Spanish – The Venezuelan dictatorship surpasses itself in every meaningless statement, exposing its disastrous management and mockery of Venezuelans.
Dictator Nicolás Maduro stated that the country has gasoline reserves for only 20 days and that they are supposedly working to extend it to 30 days.
Thus, the country would run out of gas for the fraudulent 6D elections.
In his contradictory speech, he also said that the gasoline reserves were secured because “we are producing 30% more than the country’s consumption” and also because gasoline imports have arrived from other places.
If what Maduro says were true, it does not explain how a country that produces gasoline above its internal consumption has reserves that do not last a month.
Maduro’s announcement means that Venezuela will run out of fuel days before the electoral fraud planned for December 6.
Maduro’s lie already plays against him because it will make it difficult to mobilize the activists as Chavismo is accustomed to doing.
This is a common practice for the regime because it has served to intimidate voters and reduce abstention.
Diosdado Cabello already warned about this in 2017, when he assured that Chavismo would do what was necessary for people to go out and vote in the municipal elections of that year, reported Infobae.
“If we notice that in certain municipality there is low participation, we do what we have to do to move our people,” declared Cabello.
This year, Maduro said that the military would look for citizens in their homes to take them to vote, and he used the coronavirus pandemic as an excuse.
“The Bolivarian National Armed Force is going to protect the voter from the door of their house to the voting center, and from the voting center to their house,” he said.

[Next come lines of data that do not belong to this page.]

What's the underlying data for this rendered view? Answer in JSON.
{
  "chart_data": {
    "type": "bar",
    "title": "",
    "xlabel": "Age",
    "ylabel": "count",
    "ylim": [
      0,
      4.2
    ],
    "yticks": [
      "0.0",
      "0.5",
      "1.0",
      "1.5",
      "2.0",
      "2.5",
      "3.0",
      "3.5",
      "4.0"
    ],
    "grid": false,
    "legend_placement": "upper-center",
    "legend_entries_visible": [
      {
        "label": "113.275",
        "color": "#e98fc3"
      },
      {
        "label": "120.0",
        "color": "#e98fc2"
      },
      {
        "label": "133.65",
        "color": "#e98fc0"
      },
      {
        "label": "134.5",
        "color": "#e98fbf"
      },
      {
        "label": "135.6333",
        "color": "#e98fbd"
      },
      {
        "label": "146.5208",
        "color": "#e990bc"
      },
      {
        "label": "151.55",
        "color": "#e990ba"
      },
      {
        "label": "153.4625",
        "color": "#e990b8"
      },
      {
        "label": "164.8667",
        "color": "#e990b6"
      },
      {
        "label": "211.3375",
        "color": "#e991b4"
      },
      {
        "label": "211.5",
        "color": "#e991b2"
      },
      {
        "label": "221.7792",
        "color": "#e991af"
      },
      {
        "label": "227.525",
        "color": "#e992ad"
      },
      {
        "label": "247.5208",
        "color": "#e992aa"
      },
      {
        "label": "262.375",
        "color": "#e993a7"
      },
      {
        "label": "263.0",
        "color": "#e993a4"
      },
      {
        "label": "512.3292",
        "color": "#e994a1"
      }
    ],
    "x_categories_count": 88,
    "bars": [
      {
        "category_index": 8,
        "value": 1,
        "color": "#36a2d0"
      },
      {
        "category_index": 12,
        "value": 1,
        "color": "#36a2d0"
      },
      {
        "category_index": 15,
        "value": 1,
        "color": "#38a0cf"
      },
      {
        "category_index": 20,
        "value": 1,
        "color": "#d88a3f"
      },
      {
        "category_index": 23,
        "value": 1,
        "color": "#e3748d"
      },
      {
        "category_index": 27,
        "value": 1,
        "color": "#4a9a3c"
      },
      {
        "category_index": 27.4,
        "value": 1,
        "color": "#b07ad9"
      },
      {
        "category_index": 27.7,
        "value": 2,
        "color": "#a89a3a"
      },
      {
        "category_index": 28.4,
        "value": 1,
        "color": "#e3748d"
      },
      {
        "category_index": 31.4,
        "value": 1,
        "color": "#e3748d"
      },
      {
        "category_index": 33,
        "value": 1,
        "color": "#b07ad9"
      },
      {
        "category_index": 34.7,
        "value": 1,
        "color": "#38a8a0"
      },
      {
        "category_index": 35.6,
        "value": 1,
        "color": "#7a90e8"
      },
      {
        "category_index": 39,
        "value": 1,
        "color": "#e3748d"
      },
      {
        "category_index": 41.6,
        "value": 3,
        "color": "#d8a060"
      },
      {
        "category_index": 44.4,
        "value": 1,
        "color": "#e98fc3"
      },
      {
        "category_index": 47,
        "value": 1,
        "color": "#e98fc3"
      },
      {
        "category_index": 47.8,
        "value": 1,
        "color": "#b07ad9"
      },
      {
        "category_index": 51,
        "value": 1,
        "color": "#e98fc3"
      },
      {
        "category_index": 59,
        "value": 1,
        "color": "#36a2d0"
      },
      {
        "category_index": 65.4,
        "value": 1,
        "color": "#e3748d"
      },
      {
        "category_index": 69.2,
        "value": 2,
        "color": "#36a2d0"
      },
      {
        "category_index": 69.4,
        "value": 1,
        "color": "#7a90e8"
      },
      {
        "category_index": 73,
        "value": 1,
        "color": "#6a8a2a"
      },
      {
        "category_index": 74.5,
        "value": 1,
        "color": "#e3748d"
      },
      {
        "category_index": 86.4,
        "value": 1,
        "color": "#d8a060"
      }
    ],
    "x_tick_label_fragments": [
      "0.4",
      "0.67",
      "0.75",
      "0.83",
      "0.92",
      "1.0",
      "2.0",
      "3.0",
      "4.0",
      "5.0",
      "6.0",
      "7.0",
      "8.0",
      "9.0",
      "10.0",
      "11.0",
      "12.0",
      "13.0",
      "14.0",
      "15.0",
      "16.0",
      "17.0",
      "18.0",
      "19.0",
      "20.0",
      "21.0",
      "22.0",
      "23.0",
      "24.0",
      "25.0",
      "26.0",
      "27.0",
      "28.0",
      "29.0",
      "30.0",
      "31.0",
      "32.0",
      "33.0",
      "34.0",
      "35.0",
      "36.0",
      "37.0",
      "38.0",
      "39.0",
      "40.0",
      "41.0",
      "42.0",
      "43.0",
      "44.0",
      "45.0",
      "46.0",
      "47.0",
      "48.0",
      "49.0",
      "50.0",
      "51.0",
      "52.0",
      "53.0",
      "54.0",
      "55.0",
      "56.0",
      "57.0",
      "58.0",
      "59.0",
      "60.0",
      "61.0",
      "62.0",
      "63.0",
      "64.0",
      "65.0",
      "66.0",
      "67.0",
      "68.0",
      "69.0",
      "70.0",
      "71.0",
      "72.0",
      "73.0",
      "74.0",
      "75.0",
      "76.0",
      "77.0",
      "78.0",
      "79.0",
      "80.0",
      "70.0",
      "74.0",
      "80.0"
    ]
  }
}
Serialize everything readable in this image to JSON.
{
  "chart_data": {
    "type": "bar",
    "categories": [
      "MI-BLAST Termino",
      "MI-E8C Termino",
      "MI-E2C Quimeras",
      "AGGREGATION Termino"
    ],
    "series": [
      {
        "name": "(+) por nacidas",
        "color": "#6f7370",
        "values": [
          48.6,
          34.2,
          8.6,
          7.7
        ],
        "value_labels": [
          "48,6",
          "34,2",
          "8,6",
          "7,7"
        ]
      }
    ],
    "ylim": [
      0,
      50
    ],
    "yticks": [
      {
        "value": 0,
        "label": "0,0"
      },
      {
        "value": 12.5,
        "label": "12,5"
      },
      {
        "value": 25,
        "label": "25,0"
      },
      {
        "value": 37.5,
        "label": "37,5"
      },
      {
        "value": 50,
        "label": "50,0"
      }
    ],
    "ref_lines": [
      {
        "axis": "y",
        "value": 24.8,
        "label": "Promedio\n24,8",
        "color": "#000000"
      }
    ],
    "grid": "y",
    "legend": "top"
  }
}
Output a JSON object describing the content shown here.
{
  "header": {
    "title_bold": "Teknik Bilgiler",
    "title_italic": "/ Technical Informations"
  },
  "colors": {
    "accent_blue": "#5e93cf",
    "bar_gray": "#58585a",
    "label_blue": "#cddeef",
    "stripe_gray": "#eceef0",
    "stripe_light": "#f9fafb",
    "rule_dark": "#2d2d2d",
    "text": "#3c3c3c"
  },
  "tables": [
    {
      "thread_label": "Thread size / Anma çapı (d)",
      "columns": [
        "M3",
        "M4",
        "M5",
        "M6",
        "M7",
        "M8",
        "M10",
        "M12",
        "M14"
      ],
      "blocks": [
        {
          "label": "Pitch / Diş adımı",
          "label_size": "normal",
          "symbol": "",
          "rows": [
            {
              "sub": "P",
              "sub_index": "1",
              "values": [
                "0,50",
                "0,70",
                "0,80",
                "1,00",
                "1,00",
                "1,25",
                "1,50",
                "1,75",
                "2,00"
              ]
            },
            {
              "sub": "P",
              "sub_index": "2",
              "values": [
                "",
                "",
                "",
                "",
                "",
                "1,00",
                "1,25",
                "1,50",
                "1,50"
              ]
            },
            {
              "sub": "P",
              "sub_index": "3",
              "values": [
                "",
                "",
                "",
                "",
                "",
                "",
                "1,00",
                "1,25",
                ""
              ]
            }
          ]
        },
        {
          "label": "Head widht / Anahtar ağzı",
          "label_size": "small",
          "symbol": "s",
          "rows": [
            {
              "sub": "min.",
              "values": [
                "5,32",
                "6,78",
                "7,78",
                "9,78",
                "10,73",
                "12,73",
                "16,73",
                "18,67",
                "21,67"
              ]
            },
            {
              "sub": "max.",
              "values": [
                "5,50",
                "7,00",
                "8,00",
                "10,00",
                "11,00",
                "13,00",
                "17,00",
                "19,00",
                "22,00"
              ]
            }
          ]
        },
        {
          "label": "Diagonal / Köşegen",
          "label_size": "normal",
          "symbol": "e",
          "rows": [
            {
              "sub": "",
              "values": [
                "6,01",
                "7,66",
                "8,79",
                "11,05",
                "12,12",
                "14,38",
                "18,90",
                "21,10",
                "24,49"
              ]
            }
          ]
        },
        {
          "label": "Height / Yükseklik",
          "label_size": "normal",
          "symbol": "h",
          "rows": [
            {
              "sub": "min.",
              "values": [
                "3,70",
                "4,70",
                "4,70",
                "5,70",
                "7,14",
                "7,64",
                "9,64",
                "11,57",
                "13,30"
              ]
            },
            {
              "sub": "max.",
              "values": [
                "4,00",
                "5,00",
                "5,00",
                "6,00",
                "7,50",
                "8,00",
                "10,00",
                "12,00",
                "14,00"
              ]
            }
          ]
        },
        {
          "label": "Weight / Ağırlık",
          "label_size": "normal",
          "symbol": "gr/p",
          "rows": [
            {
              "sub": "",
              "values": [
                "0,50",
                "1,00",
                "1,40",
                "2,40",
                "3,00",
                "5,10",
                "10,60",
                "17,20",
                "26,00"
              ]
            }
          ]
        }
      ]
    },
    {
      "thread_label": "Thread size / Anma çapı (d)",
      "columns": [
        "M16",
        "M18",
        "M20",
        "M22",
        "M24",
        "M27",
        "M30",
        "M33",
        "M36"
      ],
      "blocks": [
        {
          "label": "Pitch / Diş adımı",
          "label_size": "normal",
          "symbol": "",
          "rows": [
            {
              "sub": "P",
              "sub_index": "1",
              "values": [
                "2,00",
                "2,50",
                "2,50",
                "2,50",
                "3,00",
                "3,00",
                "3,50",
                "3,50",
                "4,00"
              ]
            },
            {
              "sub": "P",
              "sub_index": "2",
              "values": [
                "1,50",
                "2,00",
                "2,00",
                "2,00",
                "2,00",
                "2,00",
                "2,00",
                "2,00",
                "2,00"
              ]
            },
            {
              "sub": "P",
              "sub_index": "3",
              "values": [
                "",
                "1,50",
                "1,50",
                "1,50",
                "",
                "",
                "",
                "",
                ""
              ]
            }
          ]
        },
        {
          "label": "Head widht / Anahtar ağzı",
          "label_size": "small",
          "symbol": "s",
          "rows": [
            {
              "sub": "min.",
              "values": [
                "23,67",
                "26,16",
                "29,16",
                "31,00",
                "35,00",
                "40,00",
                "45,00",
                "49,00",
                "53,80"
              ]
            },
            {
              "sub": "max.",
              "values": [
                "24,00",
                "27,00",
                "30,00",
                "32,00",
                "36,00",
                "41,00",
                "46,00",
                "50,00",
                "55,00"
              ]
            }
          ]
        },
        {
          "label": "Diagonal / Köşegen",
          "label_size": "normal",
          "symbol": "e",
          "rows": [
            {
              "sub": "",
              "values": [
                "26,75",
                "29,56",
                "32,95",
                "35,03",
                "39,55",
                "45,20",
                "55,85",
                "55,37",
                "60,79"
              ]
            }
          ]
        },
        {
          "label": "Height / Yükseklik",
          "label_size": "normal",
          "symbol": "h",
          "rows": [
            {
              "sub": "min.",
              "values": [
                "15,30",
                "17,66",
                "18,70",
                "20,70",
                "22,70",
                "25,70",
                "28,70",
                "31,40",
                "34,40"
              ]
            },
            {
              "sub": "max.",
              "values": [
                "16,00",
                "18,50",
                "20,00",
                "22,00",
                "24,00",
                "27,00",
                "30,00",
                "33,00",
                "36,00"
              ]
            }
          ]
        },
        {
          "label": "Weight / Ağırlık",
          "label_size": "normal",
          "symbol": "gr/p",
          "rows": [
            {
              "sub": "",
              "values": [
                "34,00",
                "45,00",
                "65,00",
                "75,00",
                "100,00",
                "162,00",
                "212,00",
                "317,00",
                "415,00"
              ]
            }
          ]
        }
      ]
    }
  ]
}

Now without gasoline, it remains to be seen how they will intimidate voters to get votes. Or perhaps, the announcement is just another political ploy by Chavismo to cover up its ineffectiveness.
The lie about Amuay
To disguise the inefficiency, Maduro declared that “to guarantee production” was the reason for this week’s “attack” on the Amuay refinery.
According to his statements, the facilities were attacked with a “powerful weapon” that has not yet been identified.
“They knocked down a tower with steel that was thicker than a tank,” he said from the government house. “They wanted to provoke an explosion,” he added.
The dictator did not show evidence or give details, only that they captured “two foreigners in the state of Zulia (in the northwest of the country) with plans to assassinate” government leaders.
The incident in Amuay occurred when workers were trying to restart one of the distillery units that had been recently arrested, said trade unionists reported by Reuters. The plants provide naphtha that serves as a raw material for the gasoline production at the neighboring Cardon refinery.
Amuay has been a victim of the regime since it took power in Venezuela. The consequences have been evident for over 20 years and have caused one tragedy after another in lives, production, and profitability.
Maduro mentioned that gasoline reserves would reach 30 days after reactivating the country’s refineries thanks to parts brought from Iran. An ally who has supplied it with fuel-laden ships in exchange for Venezuelan gold.